We also were in a lab where scientists were studying mediums, people who believe they can communicate with these departed souls or spirits. And how do scientists begin to really try and grapple with these phenomenal and mind-boggling kinds of encounters? Then people who have had the experiences of near-death and out of body. Simon Lewis was a person who was in coma for a month. He had these profound experiences in coma, realized that there was a guide who was coming to help him come back into lived conscious awareness, and as he woke up he realized that that person was his wife, and his wife had been killed in the car wreck that had caused his coma. That led him into this journey of exploration. He’s a very ebullient, positive, life affirming person who has been able to take these tragedies in his own life experience and use them to understand better: what are the potentials for our human experience and where does that lead us as a collective? So those are just some highlights.

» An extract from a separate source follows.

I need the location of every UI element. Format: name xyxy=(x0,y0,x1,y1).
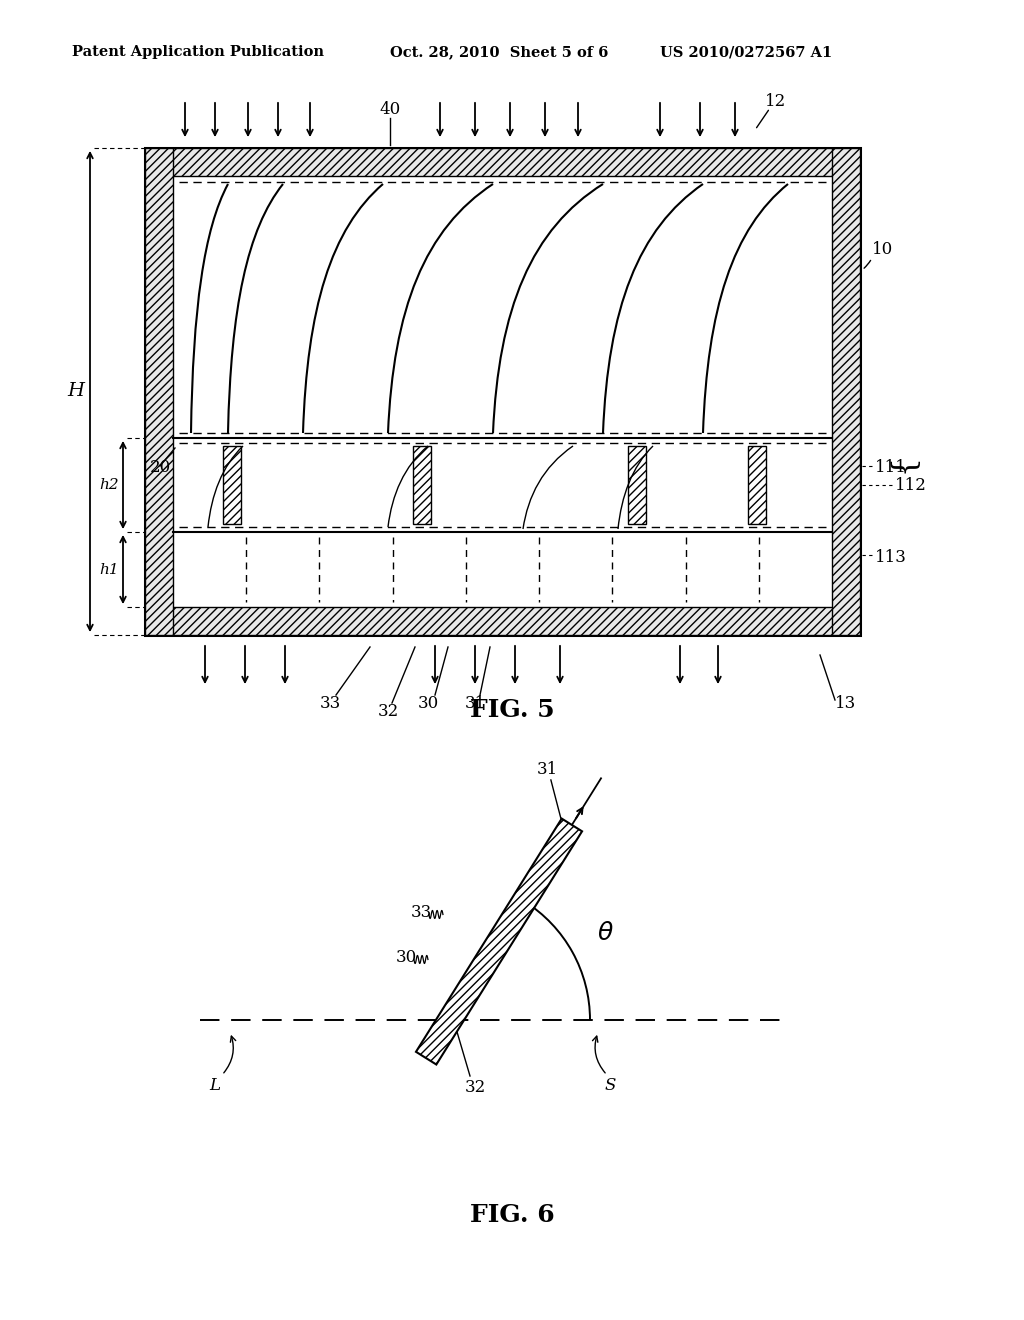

We interviewed an imam in the Muslim faith. They believe that the life we’re leading right now is actually the death, and what comes after that death is life. So this is the temporary and it is after that that you have that kind of permanent experience of heaven and different levels of heaven. So everything from that to an atheist, Michael Shermer, who is the editor of Skeptic magazine, who basically told me when you’re dead you’re dead and you’re done and that’s it, and hearing about his experiences. There was nothing curmudgeon-y or unhappy about him. He has no fear of death and has a very positive attitude toward life.
So I guess the insight for me, going back to your original question, is that there are in a sense multiple ontologies or multiple models of reality. You can go to a grocery store or a hospital or a school and we’re all there in the same space, experiencing that same set of products on the shelf or books on the bookshelf, and yet people are holding very different models of reality and experiencing life in fundamentally different ways. To me that’s an incredible mystery, how it is that we’re all living together as human beings and yet holding these very different views of what life is all about and what happens after.
Karen Wyatt: That perspective is so interesting because it accounts for why we have a lot of conflict going on in our society right now, because we sometimes have difficulty understanding another person’s view of reality and recognizing they just see things differently than we do. It’s as if we’re not really perceiving the same things.